Downstate Medical Center, The State University of New York, Brooklyn, New York; Departments of Neurology and Emergency Medicine, Kings County Medical Center, Brooklyn, New York.

出版信息

J Stroke Cerebrovasc Dis. 2016 Apr;25(4):894-901. doi: 10.1016/j.jstrokecerebrovasdis.2015.10.028. Epub 2016 Jan 26.

Abstract

BACKGROUND

A high proportion of patients excluded from recombinant tissue plasminogen activator (rt-PA) treatment because of rapid improvement occurring before treatment decision had incomplete recovery. The National Institute of Neurological Disorders and Stroke (NINDS) rt-PA Stroke Trials dataset allows for systematic analyses of very early postrandomization improvement (VEPRIM) in stroke severity as a National Institutes of Health Stroke Scale (NIHSS) score was available for all subjects enrolled in the study at baseline (NIHSSB) and at 2 hours after randomization (NIHSS2H). We explored various definitions of VEPRIM to characterize predictive values for clinical outcomes.

METHODS

Post hoc analyses of the NINDS rt-PA Stroke Trials were conducted. VEPRIM was defined as the difference between the NIHSSB and the NIHSS2H scores using 3 approaches: raw, percent, and normalized change.

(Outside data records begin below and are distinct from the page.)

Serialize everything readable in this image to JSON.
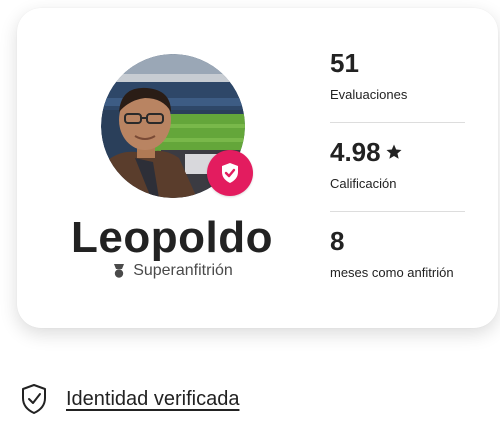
{
  "profile": {
    "name": "Leopoldo",
    "role": "Superanfitrión",
    "icons": {
      "avatar": "host-photo",
      "badge": "verified-shield-check-icon",
      "role_icon": "superhost-medal-icon"
    },
    "accent_color": "#e31c5f"
  },
  "stats": [
    {
      "value": "51",
      "label": "Evaluaciones"
    },
    {
      "value": "4.98",
      "icon": "star-icon",
      "label": "Calificación"
    },
    {
      "value": "8",
      "label": "meses como anfitrión"
    }
  ],
  "verification": {
    "icon": "shield-check-outline-icon",
    "link_text": "Identidad verificada"
  }
}
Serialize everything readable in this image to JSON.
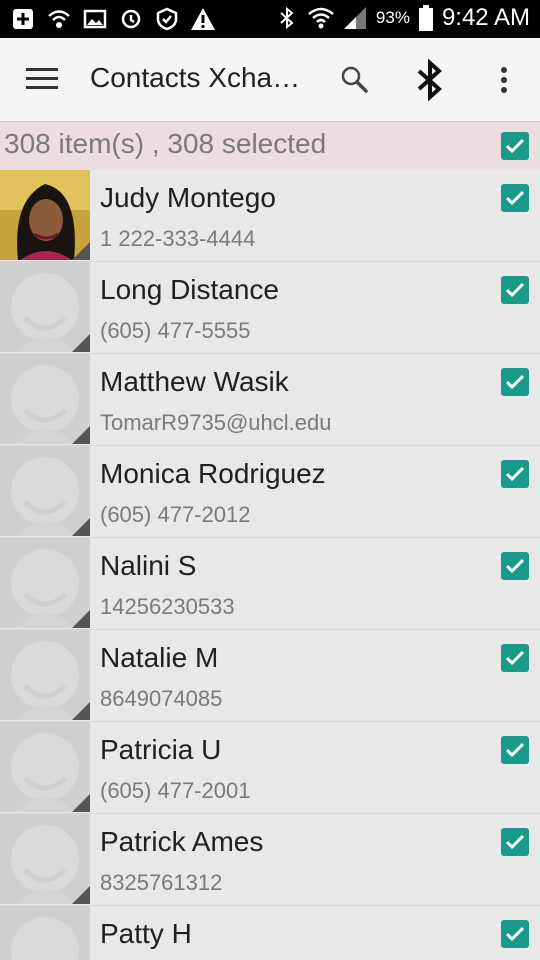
{
  "status_bar": {
    "left_icons": [
      "add-box-icon",
      "wifi-call-icon",
      "image-icon",
      "sync-icon",
      "shield-icon",
      "warning-icon"
    ],
    "battery_percent": "93%",
    "time": "9:42 AM"
  },
  "toolbar": {
    "title": "Contacts Xcha…",
    "icons": [
      "menu-icon",
      "search-icon",
      "bluetooth-icon",
      "more-vert-icon"
    ]
  },
  "selection": {
    "summary": "308 item(s) , 308 selected",
    "all_checked": true
  },
  "contacts": [
    {
      "name": "Judy Montego",
      "detail": "1 222-333-4444",
      "has_photo": true,
      "checked": true
    },
    {
      "name": "Long Distance",
      "detail": "(605) 477-5555",
      "has_photo": false,
      "checked": true
    },
    {
      "name": "Matthew Wasik",
      "detail": "TomarR9735@uhcl.edu",
      "has_photo": false,
      "checked": true
    },
    {
      "name": "Monica Rodriguez",
      "detail": "(605) 477-2012",
      "has_photo": false,
      "checked": true
    },
    {
      "name": "Nalini S",
      "detail": "14256230533",
      "has_photo": false,
      "checked": true
    },
    {
      "name": "Natalie M",
      "detail": "8649074085",
      "has_photo": false,
      "checked": true
    },
    {
      "name": "Patricia U",
      "detail": "(605) 477-2001",
      "has_photo": false,
      "checked": true
    },
    {
      "name": "Patrick Ames",
      "detail": "8325761312",
      "has_photo": false,
      "checked": true
    },
    {
      "name": "Patty H",
      "detail": "",
      "has_photo": false,
      "checked": true
    }
  ],
  "colors": {
    "accent": "#1a9a8a",
    "selection_header_bg": "#ecdde1",
    "list_bg": "#e8e8e8"
  }
}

We assessed the association between VEPRIM and 3-month favorable outcome (mRS score of 0-1), symptomatic intracerebral hemorrhage (sICH), and death.

RESULTS

In the 624 subjects, every VEPRIM definition was independently associated with an increased probability of favorable outcome: for each unit of change within the VEPRIM definitions, there were 2%-24% (all P < .05) relative increased probability of favorable outcome, 2%-15% (all P < .05) decreased likelihood of death, and 2%-13% (all P < .05) decreased likelihood of sICH. Adjusting for NIHSSB and prestroke mRS scores, there was a significant rt-PA treatment effect for improvement seen for all 3 VEPRIM definitions.

CONCLUSIONS

VEPRIM predicted favorable outcomes independent of definition and treatment arm. Patients with VEPRIM by any definition, while doing better than patients without VEPRIM, also derived increased clinical benefit when treated with rt-PA compared to placebo. Even with VEPRIM, a substantial percentage of patients had unfavorable outcomes.

摘要

背景

由于在做出治疗决策之前病情迅速改善,有很大一部分患者被排除在重组组织型纤溶酶原激活剂(rt-PA)治疗之外,且恢复不完全。美国国立神经疾病与中风研究所(NINDS)rt-PA 中风试验数据集允许对中风严重程度的极早期随机化后改善情况(VEPRIM)进行系统分析,因为在基线时(NIHSSB)和随机化后 2 小时(NIHSS2H),该研究纳入的所有受试者均有美国国立卫生研究院中风量表(NIHSS)评分。我们探讨了 VEPRIM 的各种定义,以确定其对临床结局的预测价值。

方法

对 NINDS rt-PA 中风试验进行事后分析。使用 3 种方法将 VEPRIM 定义为 NIHSSB 与 NIHSS2H 评分之间的差值:原始变化、百分比变化和标准化变化。我们评估了 VEPRIM 与 3 个月时良好结局(改良 Rankin 量表[mRS]评分为 0 - 1)、症状性脑出血(sICH)和死亡之间的关联。

结果

在 624 名受试者中,每种 VEPRIM 定义均与良好结局的概率增加独立相关:在 VEPRIM 定义范围内,每变化一个单位,良好结局的相对概率增加 2% - 24%(所有 P < 0.05);死亡可能性降低 2% - 15%(所有 P < 0.05);sICH 可能性降低 2% - 13%(所有 P < 0.05)。在调整了 NIHSSB 和中风前 mRS 评分后,对于所有 3 种 VEPRIM 定义,均观察到 rt-PA 治疗对改善有显著效果。

结论

VEPRIM 可预测良好结局,且与定义和治疗组无关。无论采用何种定义,有 VEPRIM 的患者不仅比没有 VEPRIM 的患者情况更好;与安慰剂相比,接受 rt-PA 治疗时,他们还能获得更大的临床益处。即使有 VEPRIM,仍有相当比例的患者结局不佳。